The thing chosen was a roller since that’s what the engineers here at work happened to be trying to print. Instead of cutting it and trying to make it more makerbot friendly I decided I would just do the break-away support option to compare apples-to-apples.

The Mojo’d part is white, the Replictor’d part is red. Side by side it’s pretty clear the print quality is comparable. In fact it seems like the layers are identical on the top. Same layer height, same stopping point. It’s like, math or something.

But underneath is where it falls apart pretty quickly. Break away supports just do not look good and… what is that? Dents? Where did the dents in the makerbotted part come from?

Alright, fair’s fair. The Mojo did make a very nice and usable print. Plus the widths weren’t off by 0.2mm (as they often are on the makerbot) and nested perfectly with the other parts printed (not shown) the first time without sanding. Clearly Makerbot still has a little bit to go before their open-air system is comparable with the big boys. But it's not far to go and they're doing it at 1/5th the price. So I leave it to you to determine the winner here.

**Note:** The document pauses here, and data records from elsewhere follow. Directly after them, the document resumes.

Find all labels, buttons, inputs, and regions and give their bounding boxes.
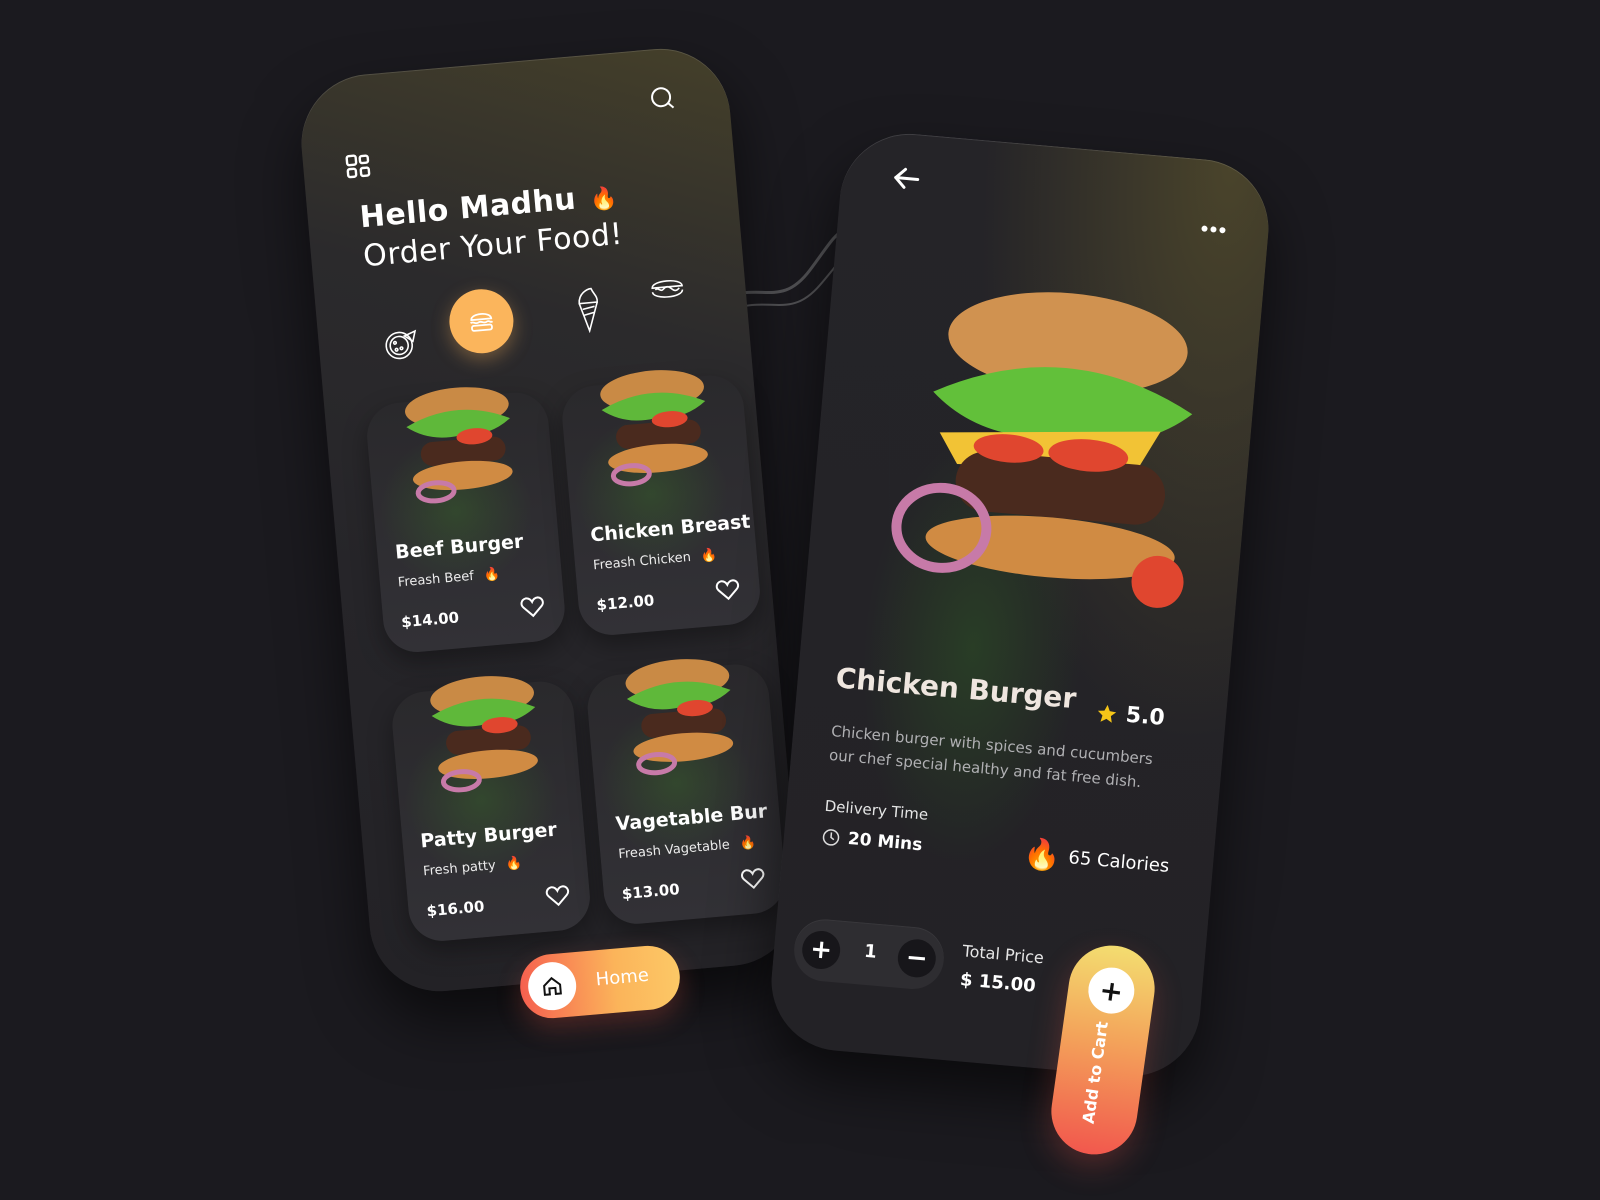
total-price-value: $ 15.00 bbox=[959, 969, 1037, 997]
food-name: Patty Burger bbox=[419, 818, 558, 853]
category-list bbox=[365, 264, 710, 363]
calories: 🔥 65 Calories bbox=[1022, 836, 1171, 884]
total-price-label: Total Price bbox=[961, 941, 1045, 968]
home-nav-button[interactable]: Home bbox=[517, 943, 683, 1021]
delivery-time-value: 20 Mins bbox=[847, 828, 924, 856]
food-name: Vagetable Bur bbox=[614, 800, 769, 836]
burger-image bbox=[430, 676, 538, 793]
back-arrow-icon[interactable] bbox=[890, 162, 923, 195]
heart-icon[interactable] bbox=[715, 578, 741, 602]
heart-icon[interactable] bbox=[520, 595, 546, 619]
fire-icon: 🔥 bbox=[505, 855, 523, 873]
delivery-time-label: Delivery Time bbox=[823, 796, 929, 824]
category-pizza[interactable] bbox=[366, 310, 435, 379]
food-card[interactable]: Chicken Breast Freash Chicken 🔥 $12.00 bbox=[559, 370, 763, 638]
decrease-quantity-button[interactable]: − bbox=[896, 937, 938, 979]
burger-icon bbox=[469, 313, 494, 332]
rating-value: 5.0 bbox=[1124, 702, 1166, 731]
burger-image bbox=[625, 659, 734, 776]
category-hotdog[interactable] bbox=[633, 254, 702, 323]
fire-icon: 🔥 bbox=[1021, 836, 1063, 875]
home-icon bbox=[543, 976, 562, 996]
clock-icon bbox=[822, 829, 840, 846]
burger-image bbox=[405, 387, 513, 504]
plus-icon: + bbox=[1085, 964, 1138, 1017]
food-subtitle: Freash Chicken 🔥 bbox=[593, 548, 718, 574]
search-icon[interactable] bbox=[648, 83, 678, 113]
food-price: $12.00 bbox=[595, 591, 656, 615]
heart-icon[interactable] bbox=[545, 884, 571, 908]
food-card[interactable]: Patty Burger Fresh patty 🔥 $16.00 bbox=[389, 676, 593, 944]
ice-cream-icon bbox=[578, 287, 598, 334]
food-price: $16.00 bbox=[425, 897, 486, 921]
burger-image bbox=[600, 370, 708, 487]
quantity-value: 1 bbox=[863, 940, 878, 963]
category-ice-cream[interactable] bbox=[554, 275, 623, 344]
product-description: Chicken burger with spices and cucumbers… bbox=[828, 722, 1154, 792]
home-label: Home bbox=[594, 964, 650, 991]
rating: 5.0 bbox=[1095, 700, 1166, 731]
food-subtitle-text: Fresh patty bbox=[422, 858, 497, 880]
food-price: $14.00 bbox=[400, 608, 460, 632]
delivery-time: 20 Mins bbox=[821, 827, 924, 856]
category-burger[interactable] bbox=[446, 286, 517, 356]
chicken-burger-image bbox=[891, 292, 1193, 608]
food-card[interactable]: Vagetable Bur Freash Vagetable 🔥 $13.00 bbox=[584, 659, 788, 927]
food-subtitle-text: Freash Chicken bbox=[592, 549, 692, 574]
food-name: Chicken Breast bbox=[589, 510, 752, 547]
fire-icon: 🔥 bbox=[483, 566, 501, 583]
star-icon bbox=[1097, 704, 1117, 723]
fire-icon: 🔥 bbox=[739, 835, 757, 852]
greeting: Hello Madhu 🔥 Order Your Food! bbox=[358, 178, 624, 275]
heart-icon[interactable] bbox=[740, 867, 766, 891]
product-title: Chicken Burger bbox=[834, 661, 1078, 716]
food-card[interactable]: Beef Burger Freash Beef 🔥 $14.00 bbox=[364, 387, 568, 655]
detail-screen-phone: Chicken Burger 5.0 Chicken burger with s… bbox=[765, 128, 1275, 1082]
food-name: Beef Burger bbox=[394, 530, 525, 564]
quantity-stepper: + 1 − bbox=[791, 916, 947, 992]
food-price: $13.00 bbox=[621, 880, 681, 904]
pizza-icon bbox=[385, 329, 417, 360]
food-subtitle: Freash Vagetable 🔥 bbox=[618, 835, 757, 862]
menu-grid-icon[interactable] bbox=[344, 152, 372, 180]
hotdog-icon bbox=[651, 280, 684, 298]
calories-value: 65 Calories bbox=[1067, 847, 1171, 877]
more-options-icon[interactable] bbox=[1198, 223, 1229, 236]
fire-icon: 🔥 bbox=[589, 185, 619, 214]
fire-icon: 🔥 bbox=[700, 547, 718, 564]
food-subtitle: Fresh patty 🔥 bbox=[423, 856, 523, 880]
add-to-cart-label: Add to Cart bbox=[1078, 1020, 1112, 1125]
showcase-stage: Hello Madhu 🔥 Order Your Food! Beef Burg… bbox=[0, 0, 1600, 1200]
increase-quantity-button[interactable]: + bbox=[800, 929, 842, 971]
food-subtitle: Freash Beef 🔥 bbox=[397, 567, 500, 591]
home-screen-phone: Hello Madhu 🔥 Order Your Food! Beef Burg… bbox=[295, 43, 805, 997]
food-subtitle-text: Freash Vagetable bbox=[617, 837, 731, 863]
home-icon-circle bbox=[526, 960, 579, 1013]
food-subtitle-text: Freash Beef bbox=[397, 568, 475, 591]
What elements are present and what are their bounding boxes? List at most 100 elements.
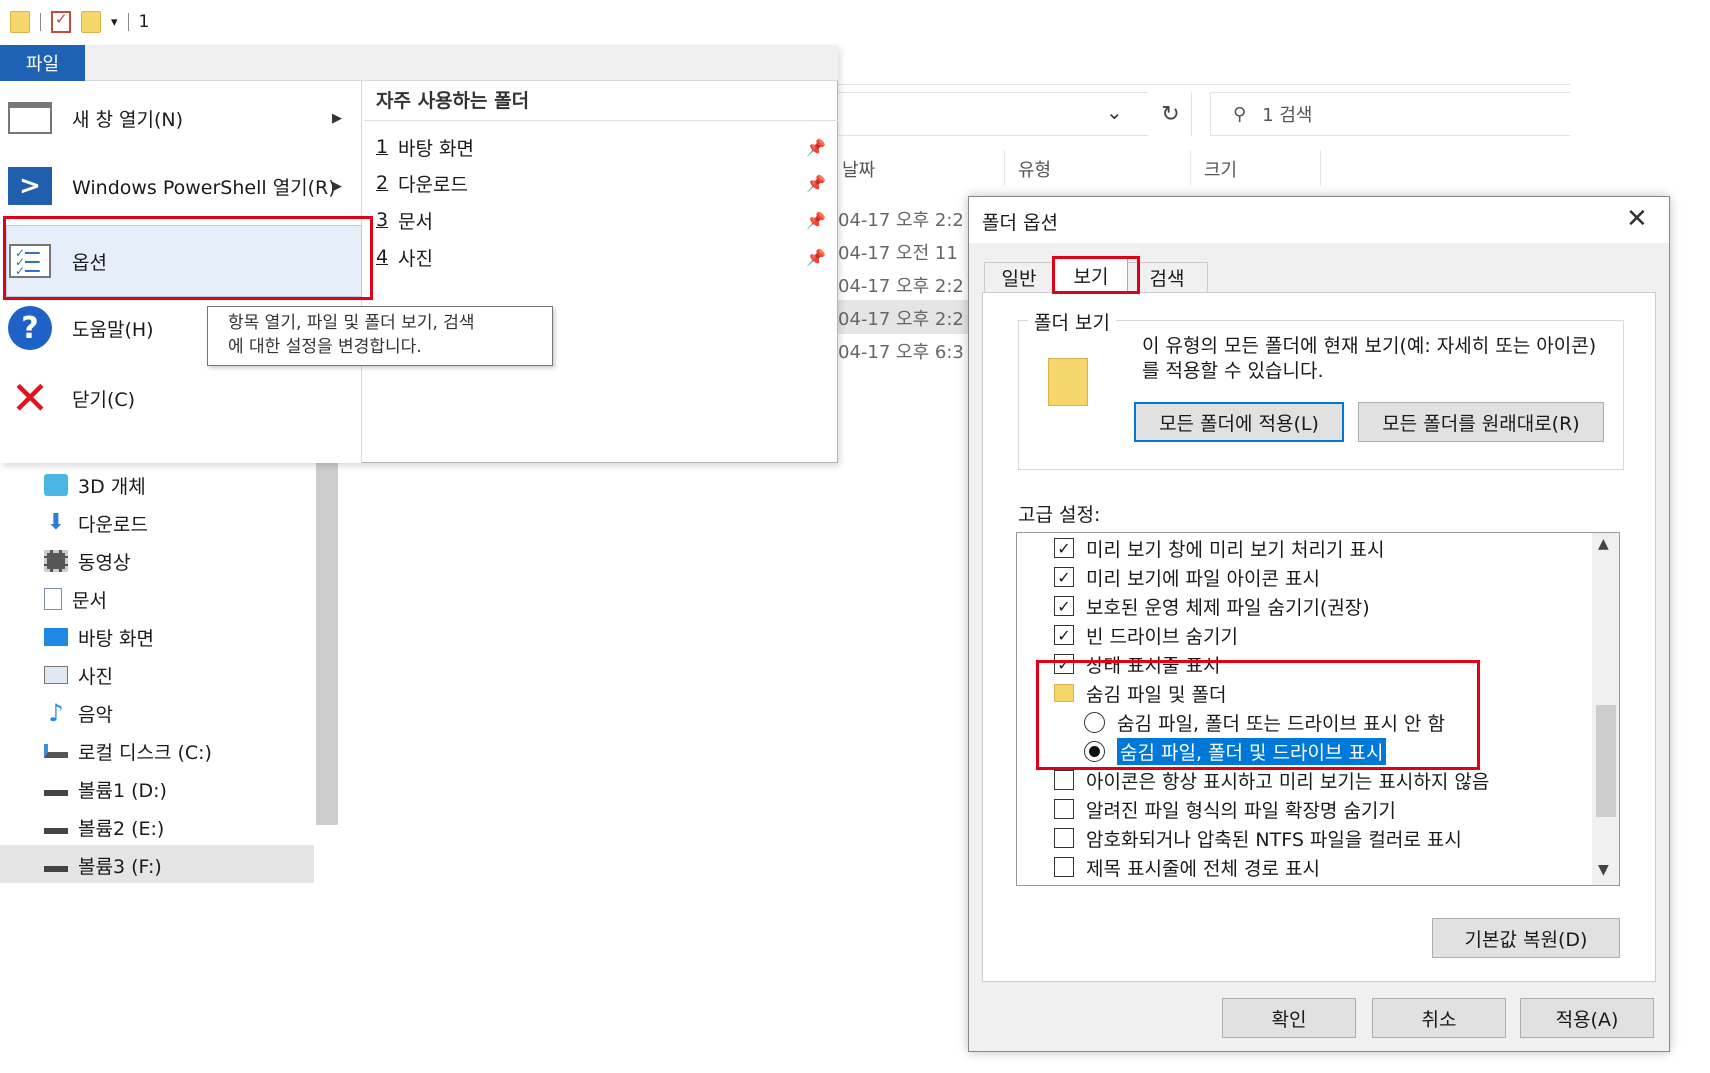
- customize-toolbar-icon[interactable]: ▾: [111, 15, 118, 30]
- column-header-size[interactable]: 크기: [1204, 156, 1237, 182]
- setting-item[interactable]: ✓ 보호된 운영 체제 파일 숨기기(권장): [1054, 592, 1370, 620]
- file-date: 04-17 오후 2:2: [838, 276, 964, 297]
- nav-label: 로컬 디스크 (C:): [78, 741, 212, 764]
- nav-item-volume1[interactable]: 볼륨1 (D:): [44, 771, 167, 807]
- restore-defaults-button[interactable]: 기본값 복원(D): [1432, 918, 1620, 958]
- scroll-up-icon[interactable]: ▲: [1598, 536, 1609, 552]
- nav-item-volume2[interactable]: 볼륨2 (E:): [44, 809, 164, 845]
- menu-item-label: Windows PowerShell 열기(R): [72, 176, 336, 199]
- pin-icon[interactable]: 📌: [806, 174, 826, 193]
- setting-label: 알려진 파일 형식의 파일 확장명 숨기기: [1086, 799, 1396, 822]
- menu-item-label: 닫기(C): [72, 388, 136, 411]
- checkbox-unchecked-icon[interactable]: [1054, 828, 1074, 848]
- scrollbar-thumb[interactable]: [1596, 705, 1616, 817]
- nav-item-downloads[interactable]: ⬇ 다운로드: [44, 505, 148, 541]
- toolbar-separator: [40, 13, 41, 31]
- recent-folder-number: 3: [376, 209, 389, 231]
- setting-item[interactable]: 아이콘은 항상 표시하고 미리 보기는 표시하지 않음: [1054, 766, 1489, 794]
- nav-item-pictures[interactable]: 사진: [44, 657, 113, 693]
- checkbox-unchecked-icon[interactable]: [1054, 799, 1074, 819]
- recent-folder-label: 다운로드: [398, 173, 468, 196]
- column-header-date[interactable]: 날짜: [842, 156, 875, 182]
- powershell-icon: >: [8, 164, 52, 208]
- setting-item[interactable]: 암호화되거나 압축된 NTFS 파일을 컬러로 표시: [1054, 824, 1462, 852]
- search-input[interactable]: ⚲ 1 검색: [1210, 92, 1570, 136]
- nav-scrollbar[interactable]: [316, 450, 338, 825]
- recent-folder-number: 4: [376, 246, 389, 268]
- help-icon: ?: [8, 306, 52, 350]
- nav-item-desktop[interactable]: 바탕 화면: [44, 619, 154, 655]
- pin-icon[interactable]: 📌: [806, 138, 826, 157]
- setting-item[interactable]: ✓ 빈 드라이브 숨기기: [1054, 621, 1238, 649]
- nav-item-music[interactable]: ♪ 음악: [44, 695, 113, 731]
- close-icon[interactable]: ✕: [1626, 204, 1648, 234]
- nav-item-3d-objects[interactable]: 3D 개체: [44, 467, 146, 503]
- folder-icon[interactable]: [10, 11, 30, 33]
- setting-item[interactable]: ✓ 미리 보기에 파일 아이콘 표시: [1054, 563, 1320, 591]
- scroll-down-icon[interactable]: ▼: [1598, 862, 1609, 878]
- search-placeholder: 1 검색: [1262, 105, 1313, 126]
- chevron-down-icon[interactable]: ⌄: [1106, 100, 1123, 124]
- checkbox-unchecked-icon[interactable]: [1054, 857, 1074, 877]
- file-date: 04-17 오후 2:2: [838, 309, 964, 330]
- document-icon: [44, 588, 62, 610]
- cancel-button[interactable]: 취소: [1372, 998, 1506, 1038]
- nav-item-documents[interactable]: 문서: [44, 581, 107, 617]
- recent-folder-item[interactable]: 3 문서 📌: [376, 204, 826, 236]
- nav-label: 다운로드: [78, 513, 148, 536]
- search-icon: ⚲: [1233, 103, 1247, 125]
- recent-folder-label: 사진: [398, 247, 433, 270]
- nav-label: 문서: [72, 589, 107, 612]
- recent-folder-item[interactable]: 2 다운로드 📌: [376, 167, 826, 199]
- nav-item-videos[interactable]: 동영상: [44, 543, 130, 579]
- tab-file[interactable]: 파일: [0, 45, 85, 81]
- highlight-box-view-tab: [1052, 256, 1140, 294]
- ribbon-divider: [838, 84, 1570, 85]
- refresh-icon[interactable]: ↻: [1150, 92, 1192, 136]
- quick-access-toolbar: ▾ 1: [10, 6, 149, 38]
- recent-folder-item[interactable]: 1 바탕 화면 📌: [376, 131, 826, 163]
- setting-item[interactable]: 알려진 파일 형식의 파일 확장명 숨기기: [1054, 795, 1396, 823]
- checkbox-checked-icon[interactable]: ✓: [1054, 625, 1074, 645]
- 3d-objects-icon: [44, 474, 68, 496]
- setting-label: 미리 보기 창에 미리 보기 처리기 표시: [1086, 538, 1385, 561]
- column-divider: [1190, 150, 1191, 186]
- checkbox-checked-icon[interactable]: ✓: [1054, 596, 1074, 616]
- tooltip-line: 항목 열기, 파일 및 폴더 보기, 검색: [228, 313, 475, 333]
- properties-icon[interactable]: [51, 10, 71, 33]
- nav-label: 볼륨1 (D:): [78, 779, 167, 802]
- pin-icon[interactable]: 📌: [806, 211, 826, 230]
- nav-item-local-disk[interactable]: 로컬 디스크 (C:): [44, 733, 212, 769]
- pin-icon[interactable]: 📌: [806, 248, 826, 267]
- setting-label: 미리 보기에 파일 아이콘 표시: [1086, 567, 1320, 590]
- download-icon: ⬇: [46, 510, 66, 535]
- options-tooltip: 항목 열기, 파일 및 폴더 보기, 검색 에 대한 설정을 변경합니다.: [207, 306, 553, 366]
- address-bar[interactable]: [838, 92, 1148, 136]
- menu-item-label: 새 창 열기(N): [72, 108, 184, 131]
- frequent-folders-divider: [364, 120, 838, 121]
- setting-item[interactable]: ✓ 미리 보기 창에 미리 보기 처리기 표시: [1054, 534, 1384, 562]
- recent-folder-number: 1: [376, 136, 389, 158]
- checkbox-checked-icon[interactable]: ✓: [1054, 567, 1074, 587]
- new-window-menu-item[interactable]: 새 창 열기(N) ▶: [8, 92, 360, 144]
- nav-label: 동영상: [78, 551, 131, 574]
- folder-view-label: 폴더 보기: [1028, 308, 1116, 335]
- recent-folder-number: 2: [376, 172, 389, 194]
- close-menu-item[interactable]: ✕ 닫기(C): [8, 371, 360, 425]
- new-window-icon: [8, 96, 52, 140]
- setting-item[interactable]: 제목 표시줄에 전체 경로 표시: [1054, 853, 1320, 881]
- ok-button[interactable]: 확인: [1222, 998, 1356, 1038]
- apply-button[interactable]: 적용(A): [1520, 998, 1654, 1038]
- nav-item-volume3[interactable]: 볼륨3 (F:): [44, 847, 162, 883]
- recent-folder-item[interactable]: 4 사진 📌: [376, 241, 826, 273]
- music-icon: ♪: [48, 699, 64, 727]
- new-folder-icon[interactable]: [81, 11, 101, 33]
- reset-all-folders-button[interactable]: 모든 폴더를 원래대로(R): [1358, 402, 1604, 442]
- column-divider: [1320, 150, 1321, 186]
- column-header-type[interactable]: 유형: [1018, 156, 1051, 182]
- powershell-menu-item[interactable]: > Windows PowerShell 열기(R) ▶: [8, 160, 360, 212]
- tab-general[interactable]: 일반: [984, 262, 1054, 292]
- apply-to-all-folders-button[interactable]: 모든 폴더에 적용(L): [1134, 402, 1344, 442]
- checkbox-unchecked-icon[interactable]: [1054, 770, 1074, 790]
- checkbox-checked-icon[interactable]: ✓: [1054, 538, 1074, 558]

Because I'll admit I'm a bit biased.

5 comments:

  1. What was the difference in time-to-print?

    ReplyDelete
  2. Ah, good question. And the answer is... I'm not really sure. It only took me a couple hours to print it, it took them 3 days, but that's because it was their first print and they were having new machine pains. But I think that would be an interesting test to follow up with.

    ReplyDelete
  3. Thanks for this comparison... it's pretty fascinating how close a call it is, given the price difference of device and materials!

    The Mojo I saw in operation was, if anything, slower than my Replicator. But that wasn't a head-to-head comparison. Just watching the rate of noodle-drop qualitatively. Maybe it was, say, 30mm/s? Ish?

    ReplyDelete
  4. I have to add one very very important condition... for 1 off pieces this may seem good. However, what i'm interested to find out is, out of 100 prints, does the Mojo3D fair better in terms of reliability as compared to the Makerbot? What is the success rate of the prints?

    To me, reliability and consistency is more important than cost, if you lose a client due to reliability, the confidence placed in you drops by a value which is hard to put a price tag to (since you need to spend more time and more effort rebuilding reputation)

    ReplyDelete
    Replies
    1. For reliability the Mojo is leaps and bounds above the home options. Almost 100% success. It detects filament, you can reload half way thought a print, 100% supports and heated chamber so almost never is delamination a problem. You're defiantly paying for the reliability of a Mojo.